Karacehennem, Nejdet: Çimento Toplantısının Ardından (Uyumlu Eylem, Paralel Davranış ve İspat Yükümlülüğü), Rekabet Formu, 2006 sa. 21, s. 23 vd., www.rekabetderneği.org (son yararlanma: 20.04.2007).

153 Akdeniz Bölgesi/Çimento, RKK KN. 05-05/42-17, KT. 13.01.2005, www.rekabet.gov.tr( son yararlanma: 02.03.2007).

154 Burada mal sözcüğü ile klinker kastedilmektedir. Zira, Çimento üretimi iki türlü tesislerde gerçekleştirilmektedir. Birincisi, çimento fabrikalarıdır. Bu tesislerde hem klinker üretimi, hem de bu klinkerin öğütülmesiyle çimento üretimi gerçekleştirilmektedir. Ülkemizdeki tesislerin çoğunluğu bu yapıdadır. İkincisi ise, sadece klinker öğütme işi yapılabilen öğütme tesisleridir. Öğütme tesisleri, üretim süreçlerinin ana girdisi olan klinkeri, bölgelerindeki çimento fabrikalarından temin etmektedir.

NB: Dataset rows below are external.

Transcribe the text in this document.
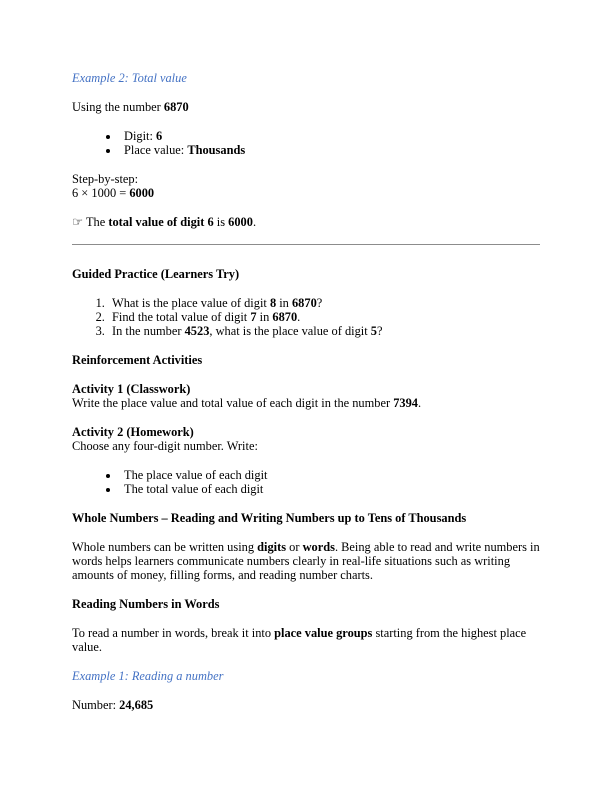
Example 2: Total value

Using the number 6870

• Digit: 6
• Place value: Thousands

Step-by-step:
6 × 1000 = 6000

☞ The total value of digit 6 is 6000.

Guided Practice (Learners Try)

1. What is the place value of digit 8 in 6870?
2. Find the total value of digit 7 in 6870.
3. In the number 4523, what is the place value of digit 5?

Reinforcement Activities

Activity 1 (Classwork)
Write the place value and total value of each digit in the number 7394.

Activity 2 (Homework)
Choose any four-digit number. Write:

• The place value of each digit
• The total value of each digit

Whole Numbers – Reading and Writing Numbers up to Tens of Thousands

Whole numbers can be written using digits or words. Being able to read and write numbers in words helps learners communicate numbers clearly in real-life situations such as writing amounts of money, filling forms, and reading number charts.

Reading Numbers in Words

To read a number in words, break it into place value groups starting from the highest place value.

Example 1: Reading a number

Number: 24,685
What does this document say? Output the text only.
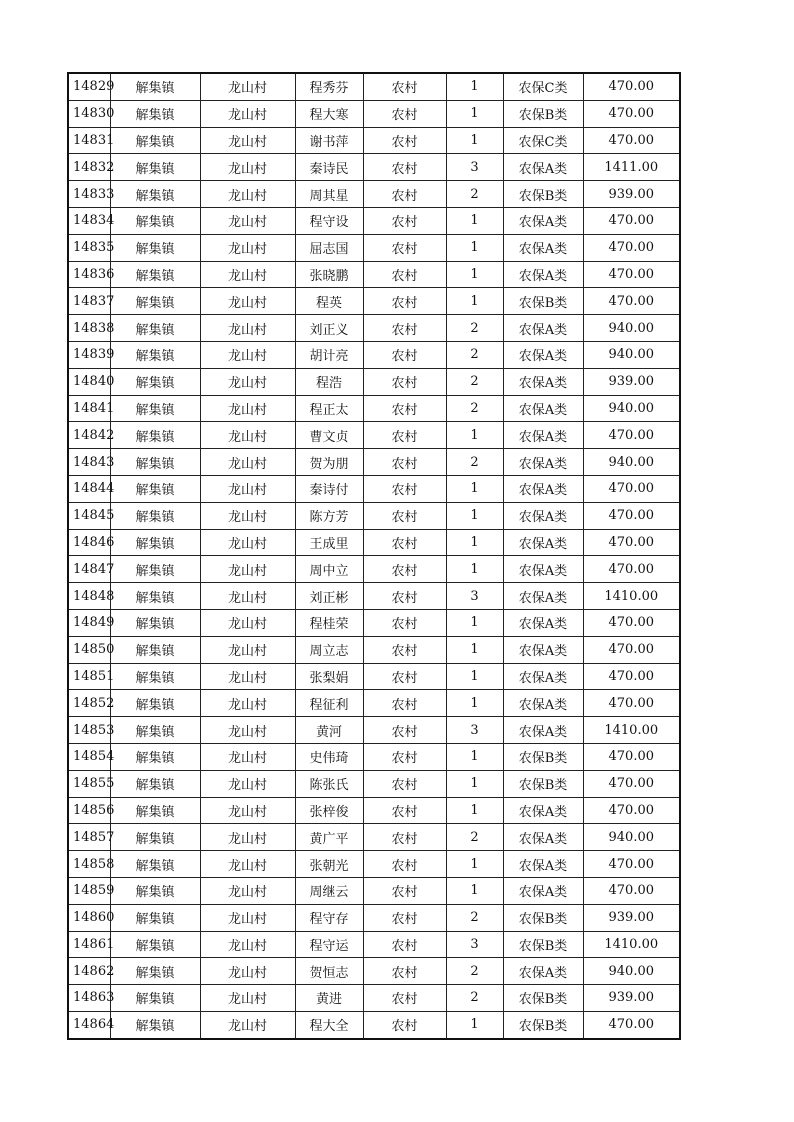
14829	解集镇	龙山村	程秀芬	农村	1	农保C类	470.00
14830	解集镇	龙山村	程大寒	农村	1	农保B类	470.00
14831	解集镇	龙山村	谢书萍	农村	1	农保C类	470.00
14832	解集镇	龙山村	秦诗民	农村	3	农保A类	1411.00
14833	解集镇	龙山村	周其星	农村	2	农保B类	939.00
14834	解集镇	龙山村	程守设	农村	1	农保A类	470.00
14835	解集镇	龙山村	屈志国	农村	1	农保A类	470.00
14836	解集镇	龙山村	张晓鹏	农村	1	农保A类	470.00
14837	解集镇	龙山村	程英	农村	1	农保B类	470.00
14838	解集镇	龙山村	刘正义	农村	2	农保A类	940.00
14839	解集镇	龙山村	胡计亮	农村	2	农保A类	940.00
14840	解集镇	龙山村	程浩	农村	2	农保A类	939.00
14841	解集镇	龙山村	程正太	农村	2	农保A类	940.00
14842	解集镇	龙山村	曹文贞	农村	1	农保A类	470.00
14843	解集镇	龙山村	贺为朋	农村	2	农保A类	940.00
14844	解集镇	龙山村	秦诗付	农村	1	农保A类	470.00
14845	解集镇	龙山村	陈方芳	农村	1	农保A类	470.00
14846	解集镇	龙山村	王成里	农村	1	农保A类	470.00
14847	解集镇	龙山村	周中立	农村	1	农保A类	470.00
14848	解集镇	龙山村	刘正彬	农村	3	农保A类	1410.00
14849	解集镇	龙山村	程桂荣	农村	1	农保A类	470.00
14850	解集镇	龙山村	周立志	农村	1	农保A类	470.00
14851	解集镇	龙山村	张梨娟	农村	1	农保A类	470.00
14852	解集镇	龙山村	程征利	农村	1	农保A类	470.00
14853	解集镇	龙山村	黄河	农村	3	农保A类	1410.00
14854	解集镇	龙山村	史伟琦	农村	1	农保B类	470.00
14855	解集镇	龙山村	陈张氏	农村	1	农保B类	470.00
14856	解集镇	龙山村	张梓俊	农村	1	农保A类	470.00
14857	解集镇	龙山村	黄广平	农村	2	农保A类	940.00
14858	解集镇	龙山村	张朝光	农村	1	农保A类	470.00
14859	解集镇	龙山村	周继云	农村	1	农保A类	470.00
14860	解集镇	龙山村	程守存	农村	2	农保B类	939.00
14861	解集镇	龙山村	程守运	农村	3	农保B类	1410.00
14862	解集镇	龙山村	贺恒志	农村	2	农保A类	940.00
14863	解集镇	龙山村	黄进	农村	2	农保B类	939.00
14864	解集镇	龙山村	程大全	农村	1	农保B类	470.00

Şöyle ki; Kurul tarafından, Göltaş ve Denizli Çimento arasında gerçekleştirilen uyumlu eylem yoluyla, Özgür Çimento’dan gelen klinker taleplerinin çeşitli bahanelerle karşılanmaktan kaçınıldığı; bu durumun nedenin de bağımsız çimento ve hazır beton üreticisi öğütme tesislerinin çimento ve hazır beton pazarlarındaki rekabetçi etkilerini engellemek olduğu ve bu durum karşısında, rakip öğütme tesislerinin de yurt içi temine göre daha riskli ve daha pahalı olan klinker ithalatına yönelmek mecburiyetinde kaldıklarını tespit edilmiştir. Zira Özgür Çimento’nun, Göltaş’ın üretim merkezi olan Isparta’ya çimento satması üzerine, 2003 yılının Eylül ayında Göltaş’ın, Özgür Çimento’ya klinker satışını durdurma noktasına getirmesine sebep olmuştur ve Özgür Çimento klinker ithalatına yönelmek durumunda kalmıştır.

Rekabet Kurulu, Akdeniz Bölgesi/Çimento kararındaki söz konusu değerlendirmelerinin ardından, soruşturma kapsamındaki iki teşebbüsün, öğütme tesislerine klinker satmama konusunda uyumlu eylem içinde oldukları; bu durumun sebebinin klinker pazarının alt pazarı olan çimento ve hazır beton pazarında rakip konumunda olan öğütme tesislerini pazar dışına çıkarmaya çalışmak olduğu sonucuna ulaşmıştır.